Cet adjectif de méconnu qualifie bien le règne et la personne de Louis XI. Malgré deux biographies qui ont fait date, la première datant de 1974 et écrite par Paul Murray Kendall (1) et la seconde par le très regretté Jean Favier en 2001 (2) qui ont permis de révéler au grand public l’action politique et le règne de Louis XI, ce dernier a toutefois eu la malchance de voir son règne être précédé par celui de Charles VII – qui fut magnifié par l’action de Jeanne d’Arc, de la prise d’Orléans et d’avoir pratiquement chassé les Anglais du territoire français – et suivi par les règnes de Louis XII – ce César français qui rattacha définitivement la Bretagne à la France – et de François Ier – qui poursuivit la politique expansionniste de Louis XII en Italie et qui s’attacha le titre de « Père et Restaurateur des Lettres » –.

Son action, pourtant, n’est pas moindre et mérite que l’on s’y attarde fortement car Louis XI sera le roi qui mettra fin à cette terrible Guerre de Cent Ans, permettant au pays de retrouver la paix et une certaine sécurité. Pour ce faire, Louis XI « n’aura de cesse de réformer l’organisation de ses troupes afin d’améliorer leur fonctionnement, notamment en divisant les commandements » [page 94], mesurant l’importance de posséder une armée suffisamment bien encadrée et équipée. Il n’hésitera pas à aller sur le terrain, foulant les champs de batailles, participant à la bataille se déroulant devant Pontoise en août 1441, alors qu’il n’était que Dauphin. Cette présence, sous le feu ennemi, n’est pas sans rappeler celle de Napoléon. Tout comme Gonzague Saint Bris, soulignons que Louis XI, en terme de stratégie militaire, « [a inventé] une technique qui sera utilisée jusqu’en 1914-1948, et très largement mise en application par Napoléon » [page 119] et ce, en faisant de l’artillerie une pièce maîtresse dans l’attaque et la défense.

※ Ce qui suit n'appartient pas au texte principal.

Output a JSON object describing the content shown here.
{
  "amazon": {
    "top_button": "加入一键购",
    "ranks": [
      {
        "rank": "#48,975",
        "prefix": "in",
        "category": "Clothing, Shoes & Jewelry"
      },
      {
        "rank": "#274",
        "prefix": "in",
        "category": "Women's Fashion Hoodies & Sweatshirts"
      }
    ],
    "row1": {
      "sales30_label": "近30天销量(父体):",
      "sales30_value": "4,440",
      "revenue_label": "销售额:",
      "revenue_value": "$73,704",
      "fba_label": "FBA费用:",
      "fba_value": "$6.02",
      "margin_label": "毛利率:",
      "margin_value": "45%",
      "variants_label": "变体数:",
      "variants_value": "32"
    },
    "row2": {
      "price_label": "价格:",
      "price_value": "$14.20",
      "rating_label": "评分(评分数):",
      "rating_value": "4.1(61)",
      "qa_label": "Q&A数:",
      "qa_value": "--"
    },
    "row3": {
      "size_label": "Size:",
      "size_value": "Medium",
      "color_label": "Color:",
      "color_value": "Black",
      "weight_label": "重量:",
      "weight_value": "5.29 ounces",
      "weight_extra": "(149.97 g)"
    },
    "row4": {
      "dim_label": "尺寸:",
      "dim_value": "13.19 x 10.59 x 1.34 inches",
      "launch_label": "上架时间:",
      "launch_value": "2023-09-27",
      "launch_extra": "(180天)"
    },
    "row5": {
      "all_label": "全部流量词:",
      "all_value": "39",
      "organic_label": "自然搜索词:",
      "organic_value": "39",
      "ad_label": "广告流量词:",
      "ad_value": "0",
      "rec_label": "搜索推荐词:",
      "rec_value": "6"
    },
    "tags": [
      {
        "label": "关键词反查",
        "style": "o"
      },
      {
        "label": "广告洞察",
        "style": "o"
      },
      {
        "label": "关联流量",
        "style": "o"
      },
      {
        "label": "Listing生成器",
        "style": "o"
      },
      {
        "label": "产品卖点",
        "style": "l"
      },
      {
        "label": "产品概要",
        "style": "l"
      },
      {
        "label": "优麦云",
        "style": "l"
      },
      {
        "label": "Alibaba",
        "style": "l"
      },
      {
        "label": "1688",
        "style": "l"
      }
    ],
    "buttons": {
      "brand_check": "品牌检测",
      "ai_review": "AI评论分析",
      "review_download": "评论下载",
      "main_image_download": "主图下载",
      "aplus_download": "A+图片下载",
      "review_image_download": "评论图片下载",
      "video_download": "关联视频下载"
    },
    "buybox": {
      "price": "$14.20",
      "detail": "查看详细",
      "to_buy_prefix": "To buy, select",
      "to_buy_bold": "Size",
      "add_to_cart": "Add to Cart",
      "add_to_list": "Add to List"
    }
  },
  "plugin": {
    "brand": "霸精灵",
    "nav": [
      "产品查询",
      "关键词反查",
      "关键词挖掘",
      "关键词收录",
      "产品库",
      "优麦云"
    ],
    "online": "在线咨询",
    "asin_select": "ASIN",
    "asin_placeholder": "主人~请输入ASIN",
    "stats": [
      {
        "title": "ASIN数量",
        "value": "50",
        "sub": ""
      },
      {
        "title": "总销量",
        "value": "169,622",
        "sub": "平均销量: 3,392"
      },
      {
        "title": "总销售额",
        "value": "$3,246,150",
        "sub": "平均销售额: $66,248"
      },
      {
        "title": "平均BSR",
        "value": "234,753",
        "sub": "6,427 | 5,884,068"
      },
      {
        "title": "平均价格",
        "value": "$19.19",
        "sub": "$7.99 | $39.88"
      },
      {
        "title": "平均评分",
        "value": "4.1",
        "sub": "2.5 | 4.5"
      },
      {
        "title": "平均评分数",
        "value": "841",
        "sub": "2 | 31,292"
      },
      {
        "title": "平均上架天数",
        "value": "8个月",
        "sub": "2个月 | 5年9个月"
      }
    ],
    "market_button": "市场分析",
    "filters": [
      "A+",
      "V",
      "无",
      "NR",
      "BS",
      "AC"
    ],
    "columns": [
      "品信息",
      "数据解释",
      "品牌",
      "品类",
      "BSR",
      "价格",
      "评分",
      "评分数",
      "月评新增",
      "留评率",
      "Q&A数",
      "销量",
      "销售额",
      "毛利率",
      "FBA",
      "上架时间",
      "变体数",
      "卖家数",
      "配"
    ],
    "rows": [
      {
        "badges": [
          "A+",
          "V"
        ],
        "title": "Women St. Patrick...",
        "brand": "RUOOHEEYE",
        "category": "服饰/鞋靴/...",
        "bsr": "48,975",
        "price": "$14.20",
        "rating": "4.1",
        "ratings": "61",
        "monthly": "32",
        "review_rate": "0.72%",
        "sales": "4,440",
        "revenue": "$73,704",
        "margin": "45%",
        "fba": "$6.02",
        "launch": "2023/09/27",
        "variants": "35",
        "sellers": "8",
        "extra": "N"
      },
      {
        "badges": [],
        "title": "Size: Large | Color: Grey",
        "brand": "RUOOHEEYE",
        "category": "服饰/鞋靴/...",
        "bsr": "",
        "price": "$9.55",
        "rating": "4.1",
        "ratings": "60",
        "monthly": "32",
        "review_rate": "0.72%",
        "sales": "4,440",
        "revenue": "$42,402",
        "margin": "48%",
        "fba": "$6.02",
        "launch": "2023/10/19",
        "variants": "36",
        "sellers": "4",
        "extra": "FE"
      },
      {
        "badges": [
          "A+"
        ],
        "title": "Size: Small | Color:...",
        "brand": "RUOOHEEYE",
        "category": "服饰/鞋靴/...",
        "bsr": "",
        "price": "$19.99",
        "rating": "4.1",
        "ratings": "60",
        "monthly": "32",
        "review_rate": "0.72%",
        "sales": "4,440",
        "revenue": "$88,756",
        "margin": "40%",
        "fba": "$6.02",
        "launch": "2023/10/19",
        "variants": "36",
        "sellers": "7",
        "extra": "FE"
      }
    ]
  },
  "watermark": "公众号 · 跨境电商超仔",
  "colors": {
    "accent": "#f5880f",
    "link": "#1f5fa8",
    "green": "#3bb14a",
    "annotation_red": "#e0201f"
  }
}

Cette ressemblance avec Napoléon se remarque aussi en terme administratif : alors Dauphin et résidant sur ses terres du Dauphiné, il parvint a « transformé un État archaïque, dominé par les conflits entre seigneurs féodaux ou écclésiastiques, en un véritable modèle administratif […] avec une organisation territoriale simplifiée […] et un domaine agrandi […]  de pratiquement deux fois sa superficie initiale » [page 52]. À l’image de l’Empereur, il s’intéressera à tous les différents domaines et spécificités du pays, créant, par exemple, dès 1477, les Relais de poste, l’ancêtre de notre Poste actuelle. On assistera aussi, sous son règne, à une centralisation du pouvoir, préfigurant l’absolutisme de ses descendants, qui atteindra sa quintessence avec Louis XIV.

Mais le règne de Louis XI reste original sur un point : son roi. En effet, ce dernier sera simple, que l’on pourrait qualifier, en guise de pastiche, de roi normal. Cet homme libre, détestant les costumes voyants et le faste et qui s’obligera à « jouer au roi », vivra dans le dénuement, préférant coucher dans les auberges que dans les châteaux, appréciant le contact avec son peuple. Il « ne subit aucune influence » [page 206] que ce soit de la part des femmes que de ceux qui l’entourent.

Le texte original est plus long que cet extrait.